The album also reflects the lineup of the past three years, the first time they’re on disc. Was the title a play on Old Crow Medicine Show or a remedy to the current “country” music that will soon be consigned to the dustbin of forgettable pop?
“We figured it was open enough to interpretation,” he says. “Anybody could think what they wanted about it. If you give yourself a title that has a wide range of interpretation, it’s usually a good title. Was it a remedy for country music? I don’t know if we have enough twang in the band to really make a difference. Does it have to do with the old minstrel shows always selling an elixir or is more like the old jug band throwback? It’s presumptuous to think we had any good fix for anybody but ourselves. It fixed us up pretty good. It just made us feel so damn good. It was really rewarding work to see thse songs through to the end, to try to make a joyful noise. “
“Brushy Mountain Conjugal Trailer,” a dobro-fueled opens with the bawdy tale of a last wish with a twist — the executioner wants some, too. “Mean Enough World” is a song out of the Seeger tradition, a plea for a kinder society. “8 Dogs 8 Banjos” is an old-fashioned stomp and “Doc’s Day” pay tribute to pickers. “O Cumberland River” is a paean to the swelling river, while “Brave Boys” is a fiddling tune that pays homage to coal miners’ life.

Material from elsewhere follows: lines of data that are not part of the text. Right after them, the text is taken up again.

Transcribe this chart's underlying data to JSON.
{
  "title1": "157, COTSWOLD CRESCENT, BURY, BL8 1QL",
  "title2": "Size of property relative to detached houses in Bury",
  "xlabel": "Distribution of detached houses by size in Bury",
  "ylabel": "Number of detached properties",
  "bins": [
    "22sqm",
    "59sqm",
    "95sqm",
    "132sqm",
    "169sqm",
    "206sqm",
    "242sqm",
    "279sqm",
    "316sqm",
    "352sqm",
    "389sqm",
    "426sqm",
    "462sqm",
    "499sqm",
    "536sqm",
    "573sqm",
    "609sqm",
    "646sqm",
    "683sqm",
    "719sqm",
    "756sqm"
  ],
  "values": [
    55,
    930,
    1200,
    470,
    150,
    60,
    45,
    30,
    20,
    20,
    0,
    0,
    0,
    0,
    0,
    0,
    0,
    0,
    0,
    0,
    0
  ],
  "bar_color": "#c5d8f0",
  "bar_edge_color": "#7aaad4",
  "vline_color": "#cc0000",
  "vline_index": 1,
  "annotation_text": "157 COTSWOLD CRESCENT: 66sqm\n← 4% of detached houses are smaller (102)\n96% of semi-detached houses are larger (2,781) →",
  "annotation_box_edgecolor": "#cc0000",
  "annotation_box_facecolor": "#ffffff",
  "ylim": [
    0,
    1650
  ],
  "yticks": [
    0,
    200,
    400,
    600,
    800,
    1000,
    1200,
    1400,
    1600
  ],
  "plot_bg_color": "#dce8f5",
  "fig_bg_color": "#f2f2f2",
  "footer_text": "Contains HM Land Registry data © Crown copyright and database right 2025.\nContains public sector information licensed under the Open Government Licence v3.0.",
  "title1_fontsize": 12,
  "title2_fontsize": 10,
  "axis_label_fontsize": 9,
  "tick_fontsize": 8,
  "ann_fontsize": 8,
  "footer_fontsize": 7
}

The emotional centerpiece may be “Dearly Departed Friend,” a slow lament for returning veterans who can’t find comfort back home recalls John Prine’s “Sam Stone” in its inevitable sadness.
The album also features the second co-write — if you can call it that — between the band and Dylan. While Dylan remains silent, apparently he liked the “co-write” of “Wagon Wheel.”
Dylan’s longtime manager sent over an old scrap of a song called “Sweet Amarillo,” a waltz about a cowboy’s pining search for a one-time lover.
The band sent a demo back and got notes from the great songwriter, who said to move the chorus up in the song and swap the harmonica for a fiddle. “We took Bob’s advice real seriously and it was amazing,” Secor says. “The song really came alive when we did what Bob said to do. It was like Shakespeare taking a look at your play.”
Secor sees Dylan as a country music pioneer, noting the four albums he did in Nashville had an enduring impact on country music. One of the validating things about Rucker’s version of “Wagon Wheel” topping the country charts was getting Dylan back onto that stage.
On the day we talked, Secor was going to see Dylan in Nashville. “I think I always hold out hope he’s going to play it or that I’m going to get the call or we’re going to open for him or see him out by the buses,” he says. “But maybe it’s better not to meet your heroes.”